Koenig & Bauer (KBA)

KBA will showcase the latest generation of the sheetfed Rapida 105, with integrated Delta high-speed digital print capabilities developed by the Atlantic Zeiser Group. The new digital technology is designed for coding and serializing at high offset speeds to address the need for high-quality, individual coding and serialization for product tracking and forgery protection. The new configuration meets the need for “versatility in printing variable data onto different materials without extended setup times.” According to KBA’s Jurgen Veil, “A key point here is the integrated option to code and serialize sheet, label, and packaging printing variably inline.”

manroland web systems

Among the packaging-specific offerings from

manroland web systems are the Roland 708LV with a new

indexed foiler that is claimed to reduce foil consumption by 55 percent. The 708LV also has an inline coating unit, intelligent color pre-setting with “self-learning” software, and inline control technology with PDF comparison. Other packaging solutions on display will be the half-format Roland 500 and medium format Roland 700. In addition, manroland web systems now offers “larger formats five and six with the Roland 900 at speeds of up to 16,000 with the high speed packaging equipment.

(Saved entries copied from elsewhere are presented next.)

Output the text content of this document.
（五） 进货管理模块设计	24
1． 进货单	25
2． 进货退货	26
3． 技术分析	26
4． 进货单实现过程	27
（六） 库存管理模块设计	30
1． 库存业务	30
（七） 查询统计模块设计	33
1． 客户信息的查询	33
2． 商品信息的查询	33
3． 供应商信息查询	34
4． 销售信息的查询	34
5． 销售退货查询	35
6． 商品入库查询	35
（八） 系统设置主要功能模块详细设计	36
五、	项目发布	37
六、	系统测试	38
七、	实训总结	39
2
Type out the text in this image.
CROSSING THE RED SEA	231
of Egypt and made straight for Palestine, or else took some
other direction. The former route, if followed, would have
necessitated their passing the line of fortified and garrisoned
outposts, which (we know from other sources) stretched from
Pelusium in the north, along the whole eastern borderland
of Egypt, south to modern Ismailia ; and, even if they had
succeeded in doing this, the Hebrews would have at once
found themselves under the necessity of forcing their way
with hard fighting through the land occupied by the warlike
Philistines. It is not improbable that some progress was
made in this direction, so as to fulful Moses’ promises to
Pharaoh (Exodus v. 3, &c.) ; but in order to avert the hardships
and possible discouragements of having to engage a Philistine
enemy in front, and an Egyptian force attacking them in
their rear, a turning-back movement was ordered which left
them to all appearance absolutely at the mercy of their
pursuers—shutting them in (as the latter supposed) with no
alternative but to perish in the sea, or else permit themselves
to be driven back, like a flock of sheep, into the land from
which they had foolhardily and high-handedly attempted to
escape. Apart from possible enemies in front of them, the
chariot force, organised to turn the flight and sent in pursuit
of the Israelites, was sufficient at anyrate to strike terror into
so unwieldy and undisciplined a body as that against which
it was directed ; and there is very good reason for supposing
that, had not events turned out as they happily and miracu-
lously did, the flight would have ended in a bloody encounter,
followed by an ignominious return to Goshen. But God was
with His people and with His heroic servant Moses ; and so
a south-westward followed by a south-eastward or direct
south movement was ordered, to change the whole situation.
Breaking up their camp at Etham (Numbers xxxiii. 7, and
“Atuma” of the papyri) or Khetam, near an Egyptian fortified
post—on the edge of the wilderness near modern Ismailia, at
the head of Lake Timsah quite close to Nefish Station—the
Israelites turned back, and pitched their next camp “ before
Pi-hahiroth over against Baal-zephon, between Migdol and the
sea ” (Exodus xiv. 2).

Heidelberg will be showcasing its latest Speedmaster XL 105, an 18,000 sheet per hour perfector which offers converters the opportunity for double-sided carton printing. The press now allows processes such as blind and hot foil, relief and micro embossing, as well as foiling and high-gloss UV varnishing, which permits in-line production of folding cartons with metallic effects for the first time. The six color XL 105 has a dual coating unit for aqueous and UV and full interdeck UV drying. According to Heidelberg, “UV applications are enjoying continuous growth in both high-quality packaging printing and high-end commercial printing.”












Of course, there is a lot more to see at drupa 2012, including, some of the digital offerings in the packaging arena. It will be interesting to see how much of a sea change will occur in this market segment between now and drupa 2016.